I slump onto the sofa and stare vacantly at the TV screen and think about all of the things that I have ever done wrong in my life. The time I went to a theme park and shot repeated water cannons at that couple until their inflatable boat capsized. The time I broke my wrist while riding a wheelchair down the travelator in Tesco and got banned for life. The time I drew a giant dick with weed killer on the lawn of the catholic girls school near my house, and so many more things. Smashing flower pots, throwing stones, accidentally breaking vending machines, but I never did anything to intentionally hurt my friends, not really, not maliciously. Everything I’ve ever done has been in the pursuit of entertainment, something funny, something memorable, something to beat back the boredom like encroaching nettles that will sting and blister my ankles.

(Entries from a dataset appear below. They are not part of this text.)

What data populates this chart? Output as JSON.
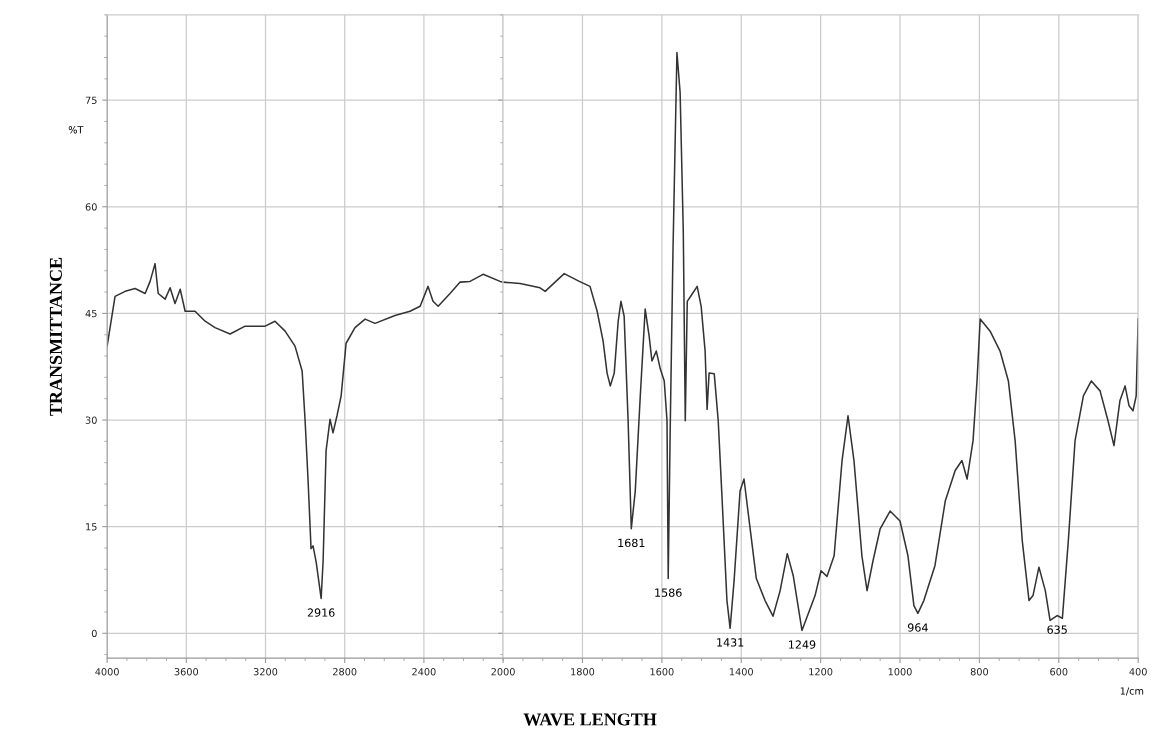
{
  "chart_data": [
    {
      "type": "line",
      "ylabel": "TRANSMITTANCE",
      "xlim": [
        4000,
        2000
      ],
      "xticks": [
        4000,
        3600,
        3200,
        2800,
        2400,
        2000
      ],
      "ylim": [
        -3.5,
        87
      ],
      "yticks": [
        0,
        15,
        30,
        45,
        60,
        75
      ],
      "grid": true,
      "marker": "none",
      "line_style": "solid",
      "series": [
        {
          "color": "#333333",
          "x": [
            4000,
            3960,
            3909,
            3859,
            3808,
            3783,
            3758,
            3742,
            3707,
            3682,
            3657,
            3631,
            3606,
            3556,
            3505,
            3455,
            3379,
            3303,
            3202,
            3152,
            3101,
            3051,
            3015,
            3000,
            2985,
            2970,
            2960,
            2944,
            2919,
            2909,
            2894,
            2874,
            2859,
            2839,
            2818,
            2793,
            2748,
            2697,
            2647,
            2546,
            2470,
            2419,
            2379,
            2354,
            2328,
            2268,
            2217,
            2167,
            2101,
            2015,
            2000
          ],
          "values": [
            40.4,
            47.4,
            48.1,
            48.5,
            47.8,
            49.5,
            52.0,
            47.8,
            47.0,
            48.6,
            46.4,
            48.4,
            45.3,
            45.3,
            43.9,
            43.0,
            42.1,
            43.2,
            43.2,
            43.9,
            42.5,
            40.4,
            36.9,
            29.9,
            21.5,
            11.9,
            12.3,
            10.0,
            4.9,
            10.2,
            25.7,
            30.1,
            28.2,
            30.6,
            33.4,
            40.8,
            43.0,
            44.2,
            43.6,
            44.7,
            45.3,
            46.0,
            48.8,
            46.7,
            46.0,
            47.8,
            49.4,
            49.5,
            50.5,
            49.5,
            49.4
          ]
        }
      ],
      "annotations": [
        "%T",
        {
          "text": "2916",
          "x": 2919,
          "y": 4.9
        }
      ]
    },
    {
      "type": "line",
      "xlabel": "WAVE LENGTH",
      "tick_labels": "x",
      "xlim": [
        2000,
        400
      ],
      "xticks": [
        1800,
        1600,
        1400,
        1200,
        1000,
        800,
        600,
        400
      ],
      "ylim": [
        -3.5,
        87
      ],
      "yticks": [
        0,
        15,
        30,
        45,
        60,
        75
      ],
      "grid": true,
      "marker": "none",
      "line_style": "solid",
      "series": [
        {
          "color": "#333333",
          "x": [
            2000,
            1957,
            1907,
            1894,
            1869,
            1846,
            1808,
            1781,
            1763,
            1748,
            1738,
            1730,
            1720,
            1710,
            1703,
            1695,
            1685,
            1677,
            1667,
            1655,
            1642,
            1632,
            1625,
            1614,
            1604,
            1594,
            1587,
            1584,
            1579,
            1572,
            1562,
            1554,
            1546,
            1541,
            1536,
            1524,
            1511,
            1501,
            1491,
            1486,
            1481,
            1468,
            1458,
            1448,
            1436,
            1428,
            1418,
            1403,
            1393,
            1380,
            1362,
            1340,
            1320,
            1302,
            1284,
            1269,
            1247,
            1214,
            1199,
            1184,
            1166,
            1146,
            1131,
            1116,
            1096,
            1083,
            1068,
            1050,
            1025,
            1000,
            980,
            965,
            955,
            940,
            912,
            886,
            861,
            844,
            831,
            816,
            806,
            798,
            773,
            748,
            727,
            710,
            692,
            675,
            665,
            650,
            634,
            622,
            604,
            591,
            576,
            559,
            538,
            518,
            496,
            476,
            461,
            446,
            433,
            423,
            413,
            405,
            400
          ],
          "values": [
            49.4,
            49.2,
            48.6,
            48.1,
            49.4,
            50.6,
            49.5,
            48.8,
            45.3,
            41.1,
            36.6,
            34.8,
            36.6,
            43.9,
            46.7,
            44.6,
            29.9,
            14.7,
            20.0,
            32.7,
            45.6,
            41.8,
            38.3,
            39.7,
            37.2,
            35.5,
            29.9,
            7.7,
            28.5,
            53.7,
            81.7,
            76.1,
            56.5,
            29.9,
            46.7,
            47.7,
            48.8,
            46.0,
            39.7,
            31.5,
            36.6,
            36.5,
            29.9,
            18.6,
            4.6,
            0.7,
            7.4,
            20.0,
            21.7,
            15.8,
            7.7,
            4.6,
            2.4,
            6.0,
            11.2,
            8.1,
            0.4,
            5.3,
            8.8,
            8.0,
            10.9,
            24.3,
            30.6,
            24.3,
            10.9,
            6.0,
            10.2,
            14.7,
            17.2,
            15.8,
            10.9,
            3.9,
            2.8,
            4.6,
            9.5,
            18.6,
            22.9,
            24.3,
            21.7,
            27.1,
            35.5,
            44.2,
            42.5,
            39.7,
            35.5,
            27.1,
            13.0,
            4.6,
            5.3,
            9.3,
            6.0,
            1.8,
            2.5,
            2.1,
            13.0,
            27.1,
            33.4,
            35.5,
            34.1,
            29.9,
            26.4,
            32.7,
            34.8,
            32.0,
            31.3,
            33.4,
            44.2
          ]
        }
      ],
      "annotations": [
        "1/cm",
        {
          "text": "1681",
          "x": 1677,
          "y": 14.7
        },
        {
          "text": "1586",
          "x": 1584,
          "y": 7.7
        },
        {
          "text": "1431",
          "x": 1428,
          "y": 0.7
        },
        {
          "text": "1249",
          "x": 1247,
          "y": 0.4
        },
        {
          "text": "964",
          "x": 955,
          "y": 2.8
        },
        {
          "text": "635",
          "x": 604,
          "y": 2.5
        }
      ]
    }
  ]
}
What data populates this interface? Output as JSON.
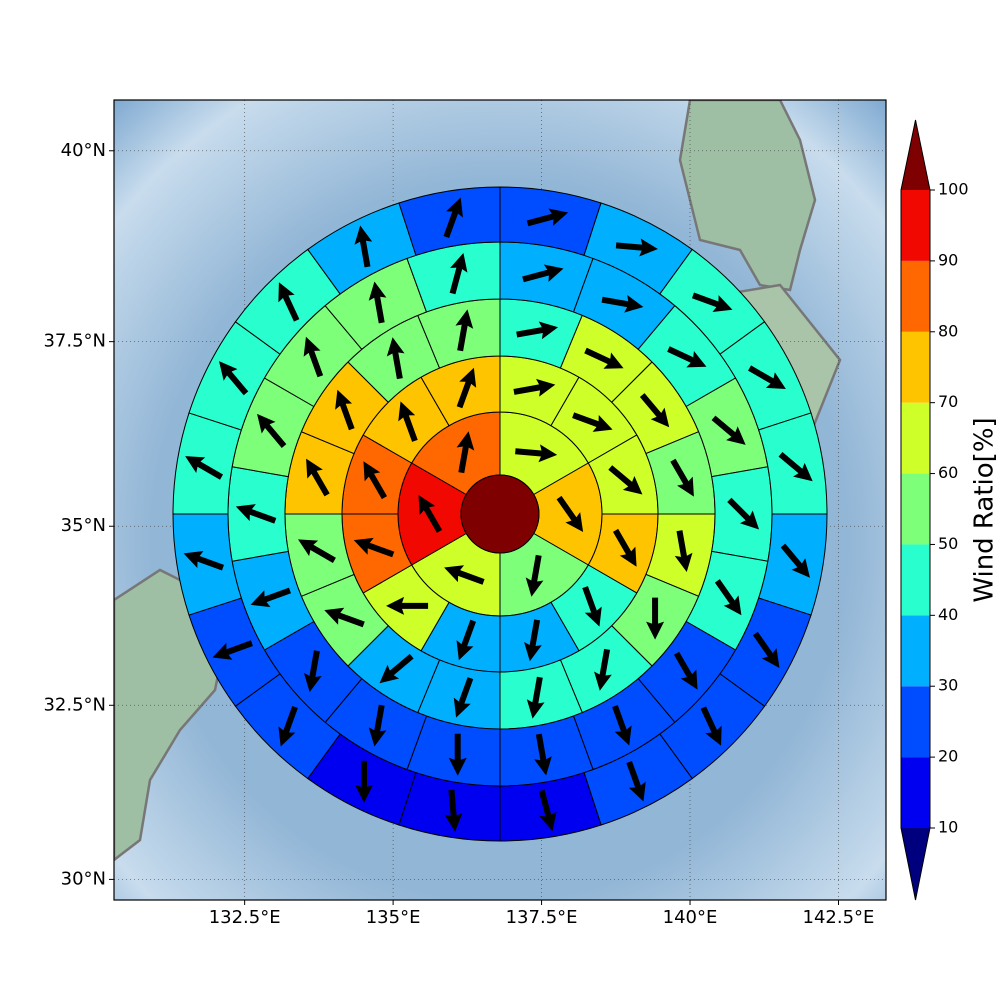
{
  "chart_data": {
    "type": "polar_wind",
    "projection": "mercator",
    "grid": true,
    "xlim": [
      130.3,
      143.3
    ],
    "ylim": [
      29.7,
      40.65
    ],
    "xticks": [
      {
        "value": 132.5,
        "label": "132.5°E"
      },
      {
        "value": 135,
        "label": "135°E"
      },
      {
        "value": 137.5,
        "label": "137.5°E"
      },
      {
        "value": 140,
        "label": "140°E"
      },
      {
        "value": 142.5,
        "label": "142.5°E"
      }
    ],
    "yticks": [
      {
        "value": 30,
        "label": "30°N"
      },
      {
        "value": 32.5,
        "label": "32.5°N"
      },
      {
        "value": 35,
        "label": "35°N"
      },
      {
        "value": 37.5,
        "label": "37.5°N"
      },
      {
        "value": 40,
        "label": "40°N"
      }
    ],
    "center_value": 105,
    "rings": [
      {
        "values": [
          65,
          75,
          55,
          65,
          95,
          85
        ],
        "directions": [
          95,
          145,
          190,
          290,
          330,
          10
        ]
      },
      {
        "values": [
          65,
          65,
          65,
          75,
          45,
          35,
          35,
          65,
          85,
          85,
          75,
          75
        ],
        "directions": [
          80,
          110,
          130,
          150,
          160,
          190,
          200,
          270,
          290,
          330,
          340,
          20
        ]
      },
      {
        "values": [
          45,
          65,
          65,
          55,
          65,
          55,
          45,
          45,
          35,
          35,
          55,
          55,
          75,
          75,
          55,
          55
        ],
        "directions": [
          80,
          115,
          140,
          150,
          170,
          180,
          190,
          190,
          200,
          230,
          290,
          300,
          330,
          340,
          350,
          10
        ]
      },
      {
        "values": [
          35,
          35,
          45,
          55,
          45,
          45,
          25,
          25,
          25,
          25,
          25,
          25,
          35,
          45,
          55,
          55,
          55,
          45
        ],
        "directions": [
          75,
          100,
          115,
          130,
          135,
          145,
          150,
          160,
          170,
          180,
          190,
          190,
          250,
          290,
          320,
          340,
          350,
          15
        ]
      },
      {
        "values": [
          25,
          35,
          45,
          45,
          45,
          35,
          25,
          25,
          25,
          15,
          15,
          15,
          25,
          25,
          35,
          45,
          45,
          45,
          35,
          25
        ],
        "directions": [
          75,
          95,
          110,
          120,
          130,
          140,
          145,
          155,
          160,
          165,
          175,
          180,
          200,
          250,
          290,
          300,
          320,
          335,
          350,
          20
        ]
      }
    ],
    "colorbar": {
      "label": "Wind Ratio[%]",
      "bounds": [
        10,
        20,
        30,
        40,
        50,
        60,
        70,
        80,
        90,
        100
      ],
      "colors": [
        "#00007f",
        "#0000f1",
        "#004cff",
        "#00b0ff",
        "#29ffce",
        "#7dff7a",
        "#ceff29",
        "#ffc400",
        "#ff6800",
        "#f10800",
        "#7f0000"
      ],
      "extend": "both"
    }
  }
}
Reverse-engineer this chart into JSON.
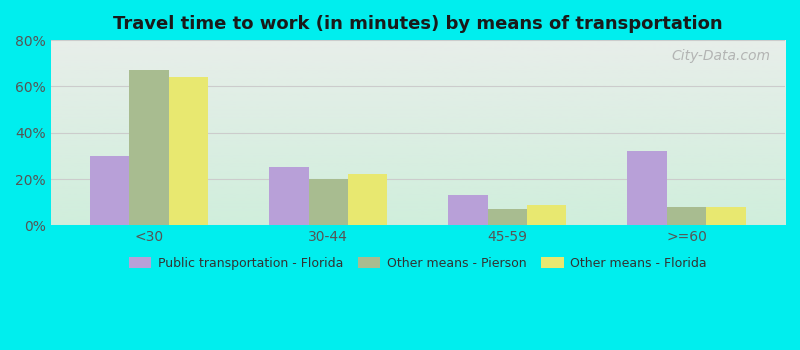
{
  "title": "Travel time to work (in minutes) by means of transportation",
  "categories": [
    "<30",
    "30-44",
    "45-59",
    ">=60"
  ],
  "series": {
    "Public transportation - Florida": [
      30,
      25,
      13,
      32
    ],
    "Other means - Pierson": [
      67,
      20,
      7,
      8
    ],
    "Other means - Florida": [
      64,
      22,
      9,
      8
    ]
  },
  "colors": {
    "Public transportation - Florida": "#b8a0d8",
    "Other means - Pierson": "#a8bc90",
    "Other means - Florida": "#e8e870"
  },
  "ylim": [
    0,
    80
  ],
  "yticks": [
    0,
    20,
    40,
    60,
    80
  ],
  "ytick_labels": [
    "0%",
    "20%",
    "40%",
    "60%",
    "80%"
  ],
  "background_color": "#00eeee",
  "bar_width": 0.22,
  "title_fontsize": 13,
  "watermark": "City-Data.com",
  "grid_color": "#cccccc",
  "plot_bg_top": "#e8eeea",
  "plot_bg_bottom": "#d0eedc"
}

Yet it’s not really a voice of reason I can hear in my head now, it’s my fathers, a disembodied head floating by my ear.
“Why do you act like this?” He scolds, “you’re not a child anymore, we shouldn’t have to deal with this kind of behaviour. Can’t you just sit still? Can’t you just be calm? See this is it, this is how you are, you don’t think before you act. You know, other parents don’t have kids like this. Other parents have kids that do as they’re told, who don’t cause trouble, who don’t get phone calls from the school reporting of yet another problem, another detention, and you’re-”
I jump as my phone springs to life on the cushion beside me, buzzing obnoxiously and hopping toward the edge of the seat. I’m certain it’s Jen again, so I snatch it up in a fury.
“Look, Jen, you were right, it’s not a good time to talk. I actually think I just want to be on my own and…” I trail off when I realise it is not her on the line. It’s someone else, maybe someones. All that I can hear is giggling.